Synopses & Reviews
Alan Richman has dined in more unlikely locations and devoured more tasting menus than any three other food critics combined. Over the decades, his editors have complained incessantly about his expense accounts but never about his appetite. He has reviewed restaurants in all the best Communist countries (China, Vietnam, Cuba) and supped heartily all over the free world. Wherever he's gone, GQ
magazine's acclaimed food, wine, and restaurant critic has brought along his impeccable palate, Herculean constitution, and biting humor.
In this globe-trotting literary smorgasbord, the eleven-time winner of the James Beard Foundation Award for food writing retraces his most savory culinary adventures. Richman's inexhaustible hunger and unquenchable curiosity take him to the best restaurants and most irresistible meals, from Monte Carlo to Corona, Queens. He seeks out the finest barbecue in America it's in Ayden, North Carolina, by the way the costliest sushi in Los Angeles, and the most perfumed black truffles in France. Along the way he has studied at Paul Bocuse's cooking school in Lyon (and failed), moonlighted as a sommelier in New York (and failed), and charmed his way through a candlelight dinner with actress Sharon Stone (and failed big time).
Through it all roughly 50,000 meals and still counting one thing is certain: Alan Richman has never come to a fork in the road without a fork in his hand.
"As GQ's longtime food critic and an 11-time James Beard Award winner, Richman has eaten a lot of fancy food. But the best essays in this collection-culled mainly from his work for magazines-don't speak of foie gras or truffles. The accounts of Richman's escapades eating at places like Alain Ducasse's three Michelin-starred Le Louis XV, and even his reminiscences of meals at dives like the Pantry in Los Angeles, become repetitive when grouped together. The two standouts are the essays about Richman's parents. In 'A Mother's Knishes,' he achieves the quasi-miraculous feat of finding something fresh to say about a food-crazed Jewish mother, in this case by recounting her loss of identity as she descends into senility and loses her culinary skills. The second, the hilarious 'Miami Weiss,' investigates the 'Early Bird' tradition of South Florida. When the doors open at 5 p.m. at the Fort Lauderdale restaurant Fifteenth Street Fisheries, Richman writes, 'It's a sort of Geriatric Olympics.' The essays are arranged in menu-like fashion under such headings as 'Appetizers,' 'Entrees,' etc. The 'Palate Cleansers' are unsatisfactory, brief pieces, with titles like 'Ten Commandments for Diners,' which come off as condescending. Also, Richman's attitude toward women is archaic to say the least ('she was a woman who knew how to eat like a man'), which may turn off a good number of readers." Publishers Weekly (Copyright Reed Business Information, Inc.)

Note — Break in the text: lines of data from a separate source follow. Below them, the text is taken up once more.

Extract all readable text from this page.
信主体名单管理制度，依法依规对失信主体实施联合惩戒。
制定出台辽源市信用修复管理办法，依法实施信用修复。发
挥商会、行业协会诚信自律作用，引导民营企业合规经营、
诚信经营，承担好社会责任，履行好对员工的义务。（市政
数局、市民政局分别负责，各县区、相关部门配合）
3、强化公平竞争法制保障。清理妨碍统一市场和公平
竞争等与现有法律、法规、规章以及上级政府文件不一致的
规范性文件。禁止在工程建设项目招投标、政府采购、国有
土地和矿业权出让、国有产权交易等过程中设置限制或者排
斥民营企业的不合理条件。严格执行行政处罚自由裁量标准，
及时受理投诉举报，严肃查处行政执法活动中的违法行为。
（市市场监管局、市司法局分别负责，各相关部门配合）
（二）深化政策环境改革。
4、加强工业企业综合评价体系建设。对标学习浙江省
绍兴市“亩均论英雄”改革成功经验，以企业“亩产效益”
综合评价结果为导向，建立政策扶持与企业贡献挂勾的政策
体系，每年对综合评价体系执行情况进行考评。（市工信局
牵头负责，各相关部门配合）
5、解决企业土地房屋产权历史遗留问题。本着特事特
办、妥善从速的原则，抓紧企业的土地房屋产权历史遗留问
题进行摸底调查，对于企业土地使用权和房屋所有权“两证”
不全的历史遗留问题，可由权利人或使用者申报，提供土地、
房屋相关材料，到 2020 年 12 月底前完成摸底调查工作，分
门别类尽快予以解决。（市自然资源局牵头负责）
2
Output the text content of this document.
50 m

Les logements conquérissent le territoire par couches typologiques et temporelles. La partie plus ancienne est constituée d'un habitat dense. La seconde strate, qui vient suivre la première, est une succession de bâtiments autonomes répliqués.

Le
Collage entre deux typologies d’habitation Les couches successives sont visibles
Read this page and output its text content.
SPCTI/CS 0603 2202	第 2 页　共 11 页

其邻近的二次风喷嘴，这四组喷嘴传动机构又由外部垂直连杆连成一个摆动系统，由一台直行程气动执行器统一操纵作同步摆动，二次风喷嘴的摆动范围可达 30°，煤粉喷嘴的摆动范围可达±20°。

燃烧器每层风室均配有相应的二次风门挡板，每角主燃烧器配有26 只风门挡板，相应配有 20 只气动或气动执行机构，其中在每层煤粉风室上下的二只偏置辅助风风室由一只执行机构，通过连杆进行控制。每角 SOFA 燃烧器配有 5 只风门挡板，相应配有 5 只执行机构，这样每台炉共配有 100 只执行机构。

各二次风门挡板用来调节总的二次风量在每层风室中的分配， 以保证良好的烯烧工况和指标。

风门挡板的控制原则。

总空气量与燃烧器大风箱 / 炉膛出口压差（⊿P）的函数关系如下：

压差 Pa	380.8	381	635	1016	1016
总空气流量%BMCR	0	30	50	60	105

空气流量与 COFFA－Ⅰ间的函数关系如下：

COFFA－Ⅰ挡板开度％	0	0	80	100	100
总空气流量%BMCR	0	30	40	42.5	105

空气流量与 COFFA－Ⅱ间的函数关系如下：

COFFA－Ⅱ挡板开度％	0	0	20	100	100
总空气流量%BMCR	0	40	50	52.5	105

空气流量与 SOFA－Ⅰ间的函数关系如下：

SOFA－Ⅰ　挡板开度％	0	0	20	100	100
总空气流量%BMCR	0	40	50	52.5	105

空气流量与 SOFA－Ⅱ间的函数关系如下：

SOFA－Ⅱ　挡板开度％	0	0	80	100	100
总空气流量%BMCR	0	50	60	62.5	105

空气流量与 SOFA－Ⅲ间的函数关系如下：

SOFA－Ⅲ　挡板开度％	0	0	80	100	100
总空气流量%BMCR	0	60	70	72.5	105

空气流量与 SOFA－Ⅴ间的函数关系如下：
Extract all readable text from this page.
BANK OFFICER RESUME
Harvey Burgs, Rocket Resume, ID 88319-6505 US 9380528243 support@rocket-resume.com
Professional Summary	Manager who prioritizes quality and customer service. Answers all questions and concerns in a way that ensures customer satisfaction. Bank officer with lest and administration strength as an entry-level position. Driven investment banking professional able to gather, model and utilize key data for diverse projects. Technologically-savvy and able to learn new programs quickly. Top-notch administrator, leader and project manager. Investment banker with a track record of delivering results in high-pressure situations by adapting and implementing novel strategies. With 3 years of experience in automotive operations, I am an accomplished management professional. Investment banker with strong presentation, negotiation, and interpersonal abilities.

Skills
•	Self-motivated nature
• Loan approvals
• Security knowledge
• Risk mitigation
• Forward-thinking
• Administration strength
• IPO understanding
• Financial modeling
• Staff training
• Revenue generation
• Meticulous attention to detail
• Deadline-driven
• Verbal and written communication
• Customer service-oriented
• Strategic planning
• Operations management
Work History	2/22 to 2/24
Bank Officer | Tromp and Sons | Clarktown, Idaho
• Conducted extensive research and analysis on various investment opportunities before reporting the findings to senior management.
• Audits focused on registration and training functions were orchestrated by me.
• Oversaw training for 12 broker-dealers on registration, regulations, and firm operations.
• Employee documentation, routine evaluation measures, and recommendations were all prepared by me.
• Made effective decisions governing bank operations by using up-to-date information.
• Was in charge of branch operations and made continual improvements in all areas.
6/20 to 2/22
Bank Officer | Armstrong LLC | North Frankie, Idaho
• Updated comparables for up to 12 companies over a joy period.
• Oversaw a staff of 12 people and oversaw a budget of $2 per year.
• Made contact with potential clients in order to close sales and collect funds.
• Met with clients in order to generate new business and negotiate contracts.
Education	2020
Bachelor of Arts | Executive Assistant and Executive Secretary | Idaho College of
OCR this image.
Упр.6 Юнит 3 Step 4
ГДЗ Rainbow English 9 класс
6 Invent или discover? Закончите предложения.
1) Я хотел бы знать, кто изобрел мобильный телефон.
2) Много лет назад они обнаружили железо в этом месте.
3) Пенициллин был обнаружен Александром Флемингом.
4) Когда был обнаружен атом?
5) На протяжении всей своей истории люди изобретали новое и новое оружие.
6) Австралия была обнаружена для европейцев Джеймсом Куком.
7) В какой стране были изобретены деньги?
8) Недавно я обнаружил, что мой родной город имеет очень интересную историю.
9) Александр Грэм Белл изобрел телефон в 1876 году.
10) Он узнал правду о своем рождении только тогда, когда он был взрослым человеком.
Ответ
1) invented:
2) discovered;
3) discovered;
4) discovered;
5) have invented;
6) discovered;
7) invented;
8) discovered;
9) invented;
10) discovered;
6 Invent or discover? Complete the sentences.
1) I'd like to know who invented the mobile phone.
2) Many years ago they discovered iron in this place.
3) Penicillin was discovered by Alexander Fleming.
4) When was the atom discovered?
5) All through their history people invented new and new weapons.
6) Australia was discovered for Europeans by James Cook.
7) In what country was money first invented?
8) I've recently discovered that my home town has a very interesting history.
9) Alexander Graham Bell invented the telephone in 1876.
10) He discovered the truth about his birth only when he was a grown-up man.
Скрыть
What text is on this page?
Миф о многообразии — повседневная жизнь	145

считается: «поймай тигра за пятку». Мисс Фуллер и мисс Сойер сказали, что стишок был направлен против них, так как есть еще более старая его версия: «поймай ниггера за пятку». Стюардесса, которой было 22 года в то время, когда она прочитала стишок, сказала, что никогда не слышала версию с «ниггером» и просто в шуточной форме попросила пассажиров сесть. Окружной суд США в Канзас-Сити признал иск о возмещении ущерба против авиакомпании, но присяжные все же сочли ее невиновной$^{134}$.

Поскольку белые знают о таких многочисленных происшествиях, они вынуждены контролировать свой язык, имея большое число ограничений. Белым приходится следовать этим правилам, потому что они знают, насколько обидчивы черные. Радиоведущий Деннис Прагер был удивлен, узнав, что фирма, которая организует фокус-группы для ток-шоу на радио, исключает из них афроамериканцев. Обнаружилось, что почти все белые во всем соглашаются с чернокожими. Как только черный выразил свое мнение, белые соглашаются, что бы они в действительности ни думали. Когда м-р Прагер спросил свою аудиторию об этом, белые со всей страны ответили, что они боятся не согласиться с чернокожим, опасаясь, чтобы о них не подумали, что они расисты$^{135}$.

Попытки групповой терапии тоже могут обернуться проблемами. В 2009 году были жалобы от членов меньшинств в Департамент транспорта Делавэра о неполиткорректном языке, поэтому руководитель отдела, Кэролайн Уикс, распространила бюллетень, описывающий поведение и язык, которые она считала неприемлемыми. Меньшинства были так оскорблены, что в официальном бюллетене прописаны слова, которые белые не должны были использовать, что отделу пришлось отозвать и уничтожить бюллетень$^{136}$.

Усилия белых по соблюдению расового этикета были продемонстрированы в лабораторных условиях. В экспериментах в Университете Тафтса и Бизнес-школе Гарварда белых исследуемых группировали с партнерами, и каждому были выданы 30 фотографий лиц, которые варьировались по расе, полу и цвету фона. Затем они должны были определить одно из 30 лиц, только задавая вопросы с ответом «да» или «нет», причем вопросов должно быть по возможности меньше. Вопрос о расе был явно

"[A] sharp, rollicking collection....Richman's short, simple, funny sentences both engage and surprise....An enjoyable treat full of gastronomic guffaws." Kirkus Reviews (Starred Review)
"There's more to Richman's superb writing than just the food....He uses his dry sense of humor to effectively season each of his offerings....Whether you're a vegan or devout steak eater, there's no doubt that you'll find something worth savoring in Fork It Over." Rocky Mountain News
"More than an extraordinary food writer, Richman is an extraordinary writer, period...reflexively entertaining." Food & Wine
"[D]eftly worded ruminations on food and restaurants. Richman's storytelling ability serves him well....[O]riginal, clever, courageous, and well-reported..." Booklist
"The accounts of Richman's escapades...become repetitive when grouped together....Also, Richman's attitude toward women is archaic to say the least, which may turn off a good number of readers." Publishers Weekly
"[D]eliciously humorous essays....Whether enrolling in cooking school or exploring the mysteries of truffles, Richman's dry, witty prose will delight readers who crave good culinary writing." Library Journal
From the ten-time James Beard Award winner and GQ's food critic comes a witty, globe-trotting smorgasbord of culinary escapades.
About the Author
Alan Richman is a contributing writer for GQ, Condé Nast Traveler, and Bon Appétit, as well as the newly appointed Dean of Food Journalism at the French Culinary Institute. He lives in Westchester County, New York, with his wife, Lettie Teague, a wine columnist and editor, and their two dogs, Sophie and Rudy. The dogs love Alan's cooking.